Domain Knowledge

Domain Knowledge

Domain Knowledge

Domain knowledge lets you build a searchable corpus from your own documents. The agent uses local vector embeddings to find relevant chunks and synthesise answers — no data leaves your machine.

Domain knowledge is disabled by default. Enable it explicitly:

{
  "knowledge": { "enabled": true }
}

How It Works

  Your documents


  Chunking (512 tokens, 64 overlap)


  Embedding (nomic-embed-text-v1.5, local ONNX)


  sqlite-vec (vec0 virtual table in reeboot.db)
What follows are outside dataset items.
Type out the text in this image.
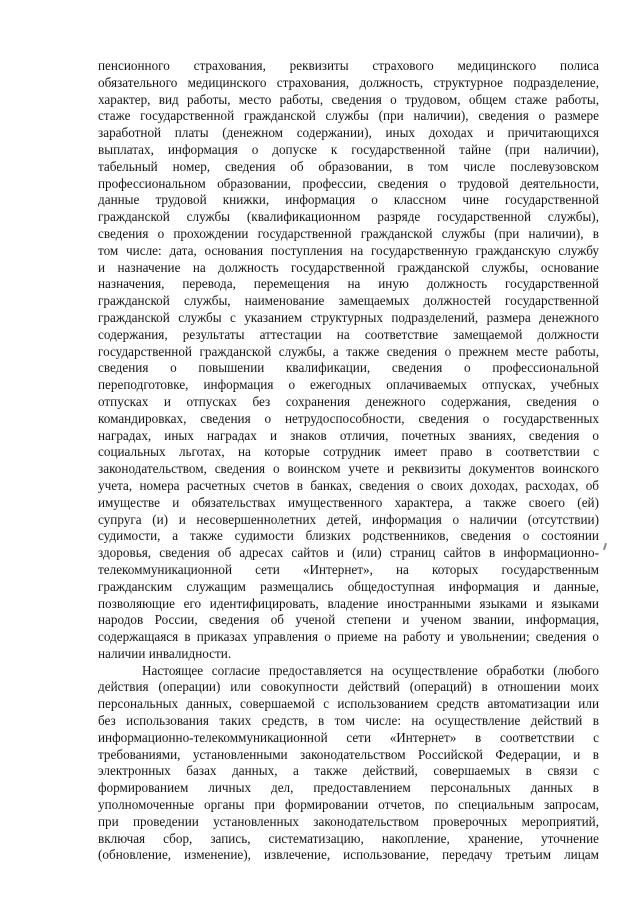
пенсионного страхования, реквизиты страхового медицинского полиса
обязательного медицинского страхования, должность, структурное подразделение,
характер, вид работы, место работы, сведения о трудовом, общем стаже работы,
стаже государственной гражданской службы (при наличии), сведения о размере
заработной платы (денежном содержании), иных доходах и причитающихся
выплатах, информация о допуске к государственной тайне (при наличии),
табельный номер, сведения об образовании, в том числе послевузовском
профессиональном образовании, профессии, сведения о трудовой деятельности,
данные трудовой книжки, информация о классном чине государственной
гражданской службы (квалификационном разряде государственной службы),
сведения о прохождении государственной гражданской службы (при наличии), в
том числе: дата, основания поступления на государственную гражданскую службу
и назначение на должность государственной гражданской службы, основание
назначения, перевода, перемещения на иную должность государственной
гражданской службы, наименование замещаемых должностей государственной
гражданской службы с указанием структурных подразделений, размера денежного
содержания, результаты аттестации на соответствие замещаемой должности
государственной гражданской службы, а также сведения о прежнем месте работы,
сведения о повышении квалификации, сведения о профессиональной
переподготовке, информация о ежегодных оплачиваемых отпусках, учебных
отпусках и отпусках без сохранения денежного содержания, сведения о
командировках, сведения о нетрудоспособности, сведения о государственных
наградах, иных наградах и знаков отличия, почетных званиях, сведения о
социальных льготах, на которые сотрудник имеет право в соответствии с
законодательством, сведения о воинском учете и реквизиты документов воинского
учета, номера расчетных счетов в банках, сведения о своих доходах, расходах, об
имуществе и обязательствах имущественного характера, а также своего (ей)
супруга (и) и несовершеннолетних детей, информация о наличии (отсутствии)
судимости, а также судимости близких родственников, сведения о состоянии
здоровья, сведения об адресах сайтов и (или) страниц сайтов в информационно-
телекоммуникационной сети «Интернет», на которых государственным
гражданским служащим размещались общедоступная информация и данные,
позволяющие его идентифицировать, владение иностранными языками и языками
народов России, сведения об ученой степени и ученом звании, информация,
содержащаяся в приказах управления о приеме на работу и увольнении; сведения о
наличии инвалидности.
Настоящее согласие предоставляется на осуществление обработки (любого
действия (операции) или совокупности действий (операций) в отношении моих
персональных данных, совершаемой с использованием средств автоматизации или
без использования таких средств, в том числе: на осуществление действий в
информационно-телекоммуникационной сети «Интернет» в соответствии с
требованиями, установленными законодательством Российской Федерации, и в
электронных базах данных, а также действий, совершаемых в связи с
формированием личных дел, предоставлением персональных данных в
уполномоченные органы при формировании отчетов, по специальным запросам,
при проведении установленных законодательством проверочных мероприятий,
включая сбор, запись, систематизацию, накопление, хранение, уточнение
(обновление, изменение), извлечение, использование, передачу третьим лицам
  FTS5 full-text index (in reeboot.db)


  Agent tools: knowledge_search, knowledge_ingest, knowledge_lint

The embedding model downloads once on first use and is cached locally. No API key or internet connection is required after that.


Document Tiers

TierPathPurpose
template~/.reeboot/knowledge/raw/template/Pre-packaged knowledge shipped with agent profiles
owner~/.reeboot/knowledge/raw/owner/Documents you add (PDFs, Markdown, text files)

Both tiers feed the same vector index. The source_tier field on every chunk tells the agent where a piece of knowledge came from.


Ingesting Documents

Drop files into ~/.reeboot/knowledge/raw/owner/ — reeboot watches this directory and ingests new files automatically.

Or ask the agent directly:

Ingest this document: [paste content or file path]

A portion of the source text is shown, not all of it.